Now, four decades later and still Communist-free, America has once again fallen under the paranoid spell of Benson and his fellow Birchers. Among the most prominent philosophical heirs to the John Birch movement is conservative radio personality and LDS convert Glenn Beck. His political commentary pours the paranoia-filled rhetoric of the Birchers into a modern day context. Instead of promoting fear of a Soviet takeover, he and his followers advance a fear of liberal progressives whom Beck has described as “nothing more than patient Communists.” Beck uses his prominence in the conservative community to sponsor books like “None Dare Call it Conspiracy” to a new generation of paranoid underlings.
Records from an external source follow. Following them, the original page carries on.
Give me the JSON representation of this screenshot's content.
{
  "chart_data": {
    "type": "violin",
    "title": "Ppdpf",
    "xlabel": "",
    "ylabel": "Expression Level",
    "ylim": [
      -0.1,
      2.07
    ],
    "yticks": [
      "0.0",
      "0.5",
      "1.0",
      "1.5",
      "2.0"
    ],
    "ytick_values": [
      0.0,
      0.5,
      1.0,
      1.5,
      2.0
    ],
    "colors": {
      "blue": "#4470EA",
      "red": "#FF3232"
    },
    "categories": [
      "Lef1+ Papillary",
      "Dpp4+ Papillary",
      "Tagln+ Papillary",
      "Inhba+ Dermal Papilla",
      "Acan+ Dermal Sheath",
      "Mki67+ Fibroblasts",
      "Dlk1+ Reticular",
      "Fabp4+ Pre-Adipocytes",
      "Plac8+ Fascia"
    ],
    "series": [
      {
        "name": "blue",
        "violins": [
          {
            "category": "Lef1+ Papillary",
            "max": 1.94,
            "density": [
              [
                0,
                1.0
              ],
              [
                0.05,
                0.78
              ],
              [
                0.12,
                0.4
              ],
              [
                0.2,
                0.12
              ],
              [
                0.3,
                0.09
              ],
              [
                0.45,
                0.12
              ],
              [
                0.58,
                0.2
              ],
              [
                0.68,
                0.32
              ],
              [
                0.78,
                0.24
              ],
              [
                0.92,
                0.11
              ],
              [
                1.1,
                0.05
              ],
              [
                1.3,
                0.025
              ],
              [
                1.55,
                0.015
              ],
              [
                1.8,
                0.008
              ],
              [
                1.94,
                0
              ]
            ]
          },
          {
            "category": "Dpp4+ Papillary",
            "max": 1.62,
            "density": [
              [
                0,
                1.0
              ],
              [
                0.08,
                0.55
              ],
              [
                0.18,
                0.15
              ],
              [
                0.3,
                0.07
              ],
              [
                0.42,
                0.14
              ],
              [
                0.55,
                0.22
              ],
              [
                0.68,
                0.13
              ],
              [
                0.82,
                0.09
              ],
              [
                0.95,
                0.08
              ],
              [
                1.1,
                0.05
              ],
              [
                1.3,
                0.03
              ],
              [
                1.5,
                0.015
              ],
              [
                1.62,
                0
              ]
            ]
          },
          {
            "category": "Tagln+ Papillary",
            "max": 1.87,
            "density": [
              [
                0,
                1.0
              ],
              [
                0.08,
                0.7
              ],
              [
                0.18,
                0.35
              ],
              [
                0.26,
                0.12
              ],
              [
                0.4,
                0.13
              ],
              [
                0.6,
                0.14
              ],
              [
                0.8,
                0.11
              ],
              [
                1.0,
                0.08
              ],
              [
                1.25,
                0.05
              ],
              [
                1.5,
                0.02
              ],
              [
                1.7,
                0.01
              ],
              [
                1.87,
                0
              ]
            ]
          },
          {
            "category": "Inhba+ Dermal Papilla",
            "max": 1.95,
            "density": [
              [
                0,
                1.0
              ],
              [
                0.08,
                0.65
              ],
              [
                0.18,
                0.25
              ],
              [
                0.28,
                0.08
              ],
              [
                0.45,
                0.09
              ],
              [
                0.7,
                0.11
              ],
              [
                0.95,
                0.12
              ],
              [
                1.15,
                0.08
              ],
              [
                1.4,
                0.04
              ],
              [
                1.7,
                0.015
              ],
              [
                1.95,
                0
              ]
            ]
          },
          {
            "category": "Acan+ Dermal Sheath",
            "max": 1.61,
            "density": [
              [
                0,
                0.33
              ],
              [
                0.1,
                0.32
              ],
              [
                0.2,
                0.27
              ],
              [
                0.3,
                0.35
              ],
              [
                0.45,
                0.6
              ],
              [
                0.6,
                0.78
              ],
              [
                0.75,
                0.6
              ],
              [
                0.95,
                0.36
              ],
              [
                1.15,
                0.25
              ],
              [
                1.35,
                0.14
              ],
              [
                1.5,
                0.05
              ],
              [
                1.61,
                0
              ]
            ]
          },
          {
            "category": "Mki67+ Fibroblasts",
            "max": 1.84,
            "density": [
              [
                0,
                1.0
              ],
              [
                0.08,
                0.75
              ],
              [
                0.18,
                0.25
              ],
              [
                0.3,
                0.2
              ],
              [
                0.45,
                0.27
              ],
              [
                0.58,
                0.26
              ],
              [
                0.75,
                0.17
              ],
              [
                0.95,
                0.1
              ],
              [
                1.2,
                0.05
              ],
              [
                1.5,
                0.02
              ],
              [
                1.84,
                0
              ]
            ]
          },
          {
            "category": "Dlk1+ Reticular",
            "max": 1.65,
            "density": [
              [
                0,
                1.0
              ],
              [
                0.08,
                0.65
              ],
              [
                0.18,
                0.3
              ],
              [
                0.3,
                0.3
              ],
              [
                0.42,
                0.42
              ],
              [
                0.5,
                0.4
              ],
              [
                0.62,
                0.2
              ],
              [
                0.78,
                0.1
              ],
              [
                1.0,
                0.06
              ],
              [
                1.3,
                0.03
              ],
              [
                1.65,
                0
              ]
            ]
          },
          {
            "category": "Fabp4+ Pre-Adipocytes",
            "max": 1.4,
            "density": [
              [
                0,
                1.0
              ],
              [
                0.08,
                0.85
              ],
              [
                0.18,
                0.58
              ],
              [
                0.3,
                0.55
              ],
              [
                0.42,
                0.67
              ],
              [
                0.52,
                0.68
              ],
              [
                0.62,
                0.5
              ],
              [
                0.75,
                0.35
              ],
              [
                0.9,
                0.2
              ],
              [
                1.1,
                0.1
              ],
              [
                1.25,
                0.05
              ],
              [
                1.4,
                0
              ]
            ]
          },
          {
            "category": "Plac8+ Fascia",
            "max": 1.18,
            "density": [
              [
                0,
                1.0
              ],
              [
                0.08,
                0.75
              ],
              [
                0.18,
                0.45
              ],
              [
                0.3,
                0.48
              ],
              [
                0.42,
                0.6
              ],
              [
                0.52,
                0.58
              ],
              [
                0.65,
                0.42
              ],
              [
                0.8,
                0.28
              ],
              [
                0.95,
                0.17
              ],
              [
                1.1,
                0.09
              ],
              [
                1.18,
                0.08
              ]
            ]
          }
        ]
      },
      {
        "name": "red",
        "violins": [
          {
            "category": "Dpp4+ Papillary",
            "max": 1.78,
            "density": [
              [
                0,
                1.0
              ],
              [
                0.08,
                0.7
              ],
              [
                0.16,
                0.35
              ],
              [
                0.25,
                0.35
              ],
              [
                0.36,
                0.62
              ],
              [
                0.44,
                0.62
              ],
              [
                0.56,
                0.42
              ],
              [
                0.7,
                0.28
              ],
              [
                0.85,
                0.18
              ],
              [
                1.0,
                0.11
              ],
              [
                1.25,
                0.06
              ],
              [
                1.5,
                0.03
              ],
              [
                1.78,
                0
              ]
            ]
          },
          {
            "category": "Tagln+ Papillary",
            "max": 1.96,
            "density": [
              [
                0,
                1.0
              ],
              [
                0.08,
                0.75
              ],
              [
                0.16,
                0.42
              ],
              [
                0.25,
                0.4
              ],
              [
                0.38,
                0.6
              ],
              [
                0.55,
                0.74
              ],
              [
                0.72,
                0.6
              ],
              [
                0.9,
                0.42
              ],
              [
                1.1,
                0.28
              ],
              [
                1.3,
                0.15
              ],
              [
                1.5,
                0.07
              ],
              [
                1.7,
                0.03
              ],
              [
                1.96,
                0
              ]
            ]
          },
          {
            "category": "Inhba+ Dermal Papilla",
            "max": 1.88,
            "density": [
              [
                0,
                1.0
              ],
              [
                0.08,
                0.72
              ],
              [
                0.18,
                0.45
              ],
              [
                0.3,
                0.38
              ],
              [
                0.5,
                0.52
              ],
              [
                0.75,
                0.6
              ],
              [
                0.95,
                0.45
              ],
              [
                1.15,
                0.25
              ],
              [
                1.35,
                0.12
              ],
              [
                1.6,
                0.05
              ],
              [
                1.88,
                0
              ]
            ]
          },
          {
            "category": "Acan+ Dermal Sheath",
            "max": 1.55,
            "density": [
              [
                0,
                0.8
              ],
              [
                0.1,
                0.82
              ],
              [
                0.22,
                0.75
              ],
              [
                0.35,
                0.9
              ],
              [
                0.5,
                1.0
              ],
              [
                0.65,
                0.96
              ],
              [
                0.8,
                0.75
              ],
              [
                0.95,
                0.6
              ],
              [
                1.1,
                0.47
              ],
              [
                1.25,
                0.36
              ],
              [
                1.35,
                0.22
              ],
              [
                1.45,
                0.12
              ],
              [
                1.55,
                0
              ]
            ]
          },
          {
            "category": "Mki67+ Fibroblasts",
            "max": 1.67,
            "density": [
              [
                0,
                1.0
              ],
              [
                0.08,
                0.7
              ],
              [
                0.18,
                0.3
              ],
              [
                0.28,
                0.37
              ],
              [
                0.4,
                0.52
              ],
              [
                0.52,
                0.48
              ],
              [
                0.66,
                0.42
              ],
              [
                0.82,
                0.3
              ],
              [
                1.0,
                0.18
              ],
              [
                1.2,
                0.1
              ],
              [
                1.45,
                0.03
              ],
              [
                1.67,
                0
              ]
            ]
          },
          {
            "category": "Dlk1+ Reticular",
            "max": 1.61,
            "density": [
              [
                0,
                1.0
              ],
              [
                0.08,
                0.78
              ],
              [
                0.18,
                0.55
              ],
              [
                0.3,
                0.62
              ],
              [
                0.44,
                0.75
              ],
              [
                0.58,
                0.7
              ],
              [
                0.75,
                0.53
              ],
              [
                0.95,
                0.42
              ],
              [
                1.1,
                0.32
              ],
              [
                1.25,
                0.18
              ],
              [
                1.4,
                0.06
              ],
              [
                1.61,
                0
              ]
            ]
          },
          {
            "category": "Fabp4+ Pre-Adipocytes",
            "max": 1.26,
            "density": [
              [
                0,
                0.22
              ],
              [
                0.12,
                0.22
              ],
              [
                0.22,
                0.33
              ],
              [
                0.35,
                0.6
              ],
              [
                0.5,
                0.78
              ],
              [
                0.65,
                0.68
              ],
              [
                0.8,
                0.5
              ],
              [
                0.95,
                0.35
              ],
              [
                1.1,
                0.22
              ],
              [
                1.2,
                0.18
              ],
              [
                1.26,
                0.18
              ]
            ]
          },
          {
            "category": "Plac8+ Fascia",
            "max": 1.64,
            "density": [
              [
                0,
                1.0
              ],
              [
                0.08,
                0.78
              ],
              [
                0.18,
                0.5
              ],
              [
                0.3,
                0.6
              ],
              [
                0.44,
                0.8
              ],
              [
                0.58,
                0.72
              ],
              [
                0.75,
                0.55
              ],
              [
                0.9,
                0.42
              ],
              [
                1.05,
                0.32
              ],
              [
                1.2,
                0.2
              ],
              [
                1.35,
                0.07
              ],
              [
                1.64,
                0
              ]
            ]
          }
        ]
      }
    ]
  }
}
It is in this context that one must analyze the current state of Utah politics. Conservative anxiety over a black man in the White House, anger over the triumph of marriage equality, and paranoia over faltering markets and nuclear deals have combined to stir a frenzy that hasn’t been seen since the turbulent days of the Cold War. This is, however, still a state which is ultimately led by the sovereignty of the people, and so it is the people who can and must temper this paranoid style in Utah politics.